Use HiFi-GAN (the default). It's lightweight, fast, and works with both pitch-guided and non-pitch-guided training. The best starting point for all users.
Try BigVGAN for the highest quality, Default (HiFi-GAN NSF) for improved pitch accuracy, or HiFi-GAN-v3 for a lighter upgrade. All provide noticeable quality improvements over the standard HiFi-GAN.
Experiment with RingFormer for attention-based synthesis, Vocos for lightweight inference, or MRF-HiFi-GAN for multi-scale feature extraction.
Use Vocos — its Fourier-based architecture is inherently faster at inference since it avoids expensive transposed convolution upsampling.
Use BigVGAN — it consistently achieves the highest objective and subjective quality scores across all benchmarks.

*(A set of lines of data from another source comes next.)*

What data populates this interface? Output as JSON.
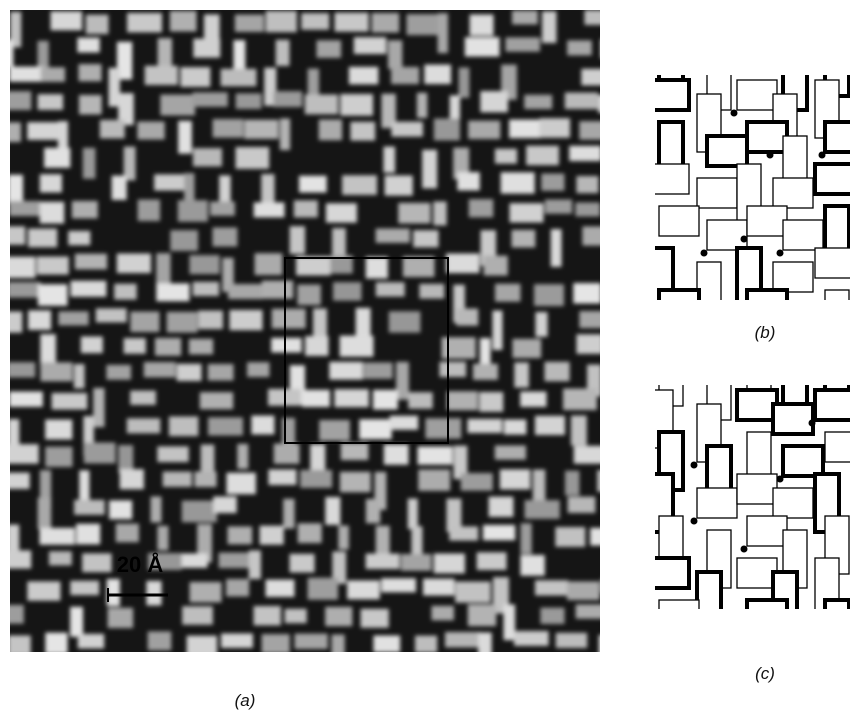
{
  "panel_a": {
    "label": "(a)",
    "scale_bar_label": "20 Å"
  },
  "panel_b": {
    "label": "(b)"
  },
  "panel_c": {
    "label": "(c)"
  }
}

- Non-Default/HiFi-GAN vocoders require v2 + pitch guidance (enforced by UI)
- Non-Default/HiFi-GAN vocoders use fp32 at inference (fp16 disabled for stability)

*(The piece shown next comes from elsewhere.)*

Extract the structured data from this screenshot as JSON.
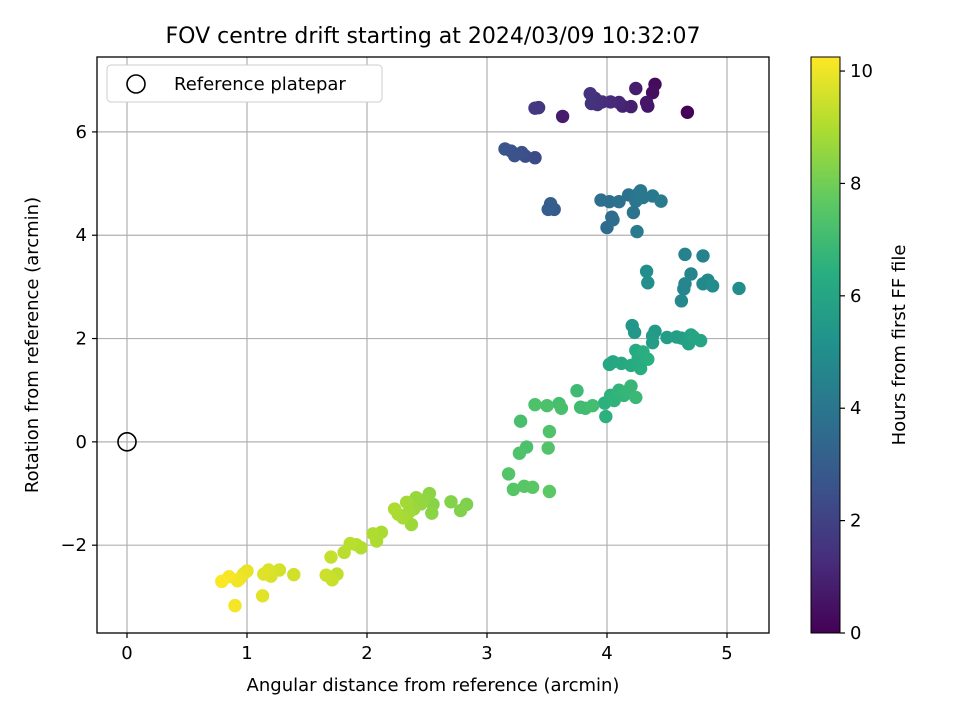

- Vocoder choice is saved in the model checkpoint and used automatically during inference
- Pre-trained weights for non-HiFi-GAN vocoders follow the naming pattern:
{VocoderName}_f0G48k.pth - All vocoders support gradient checkpointing except BigVGAN and WaveGlow
- The vocoder registry is in
advanced_rvc_inference/library/generators/__init__.py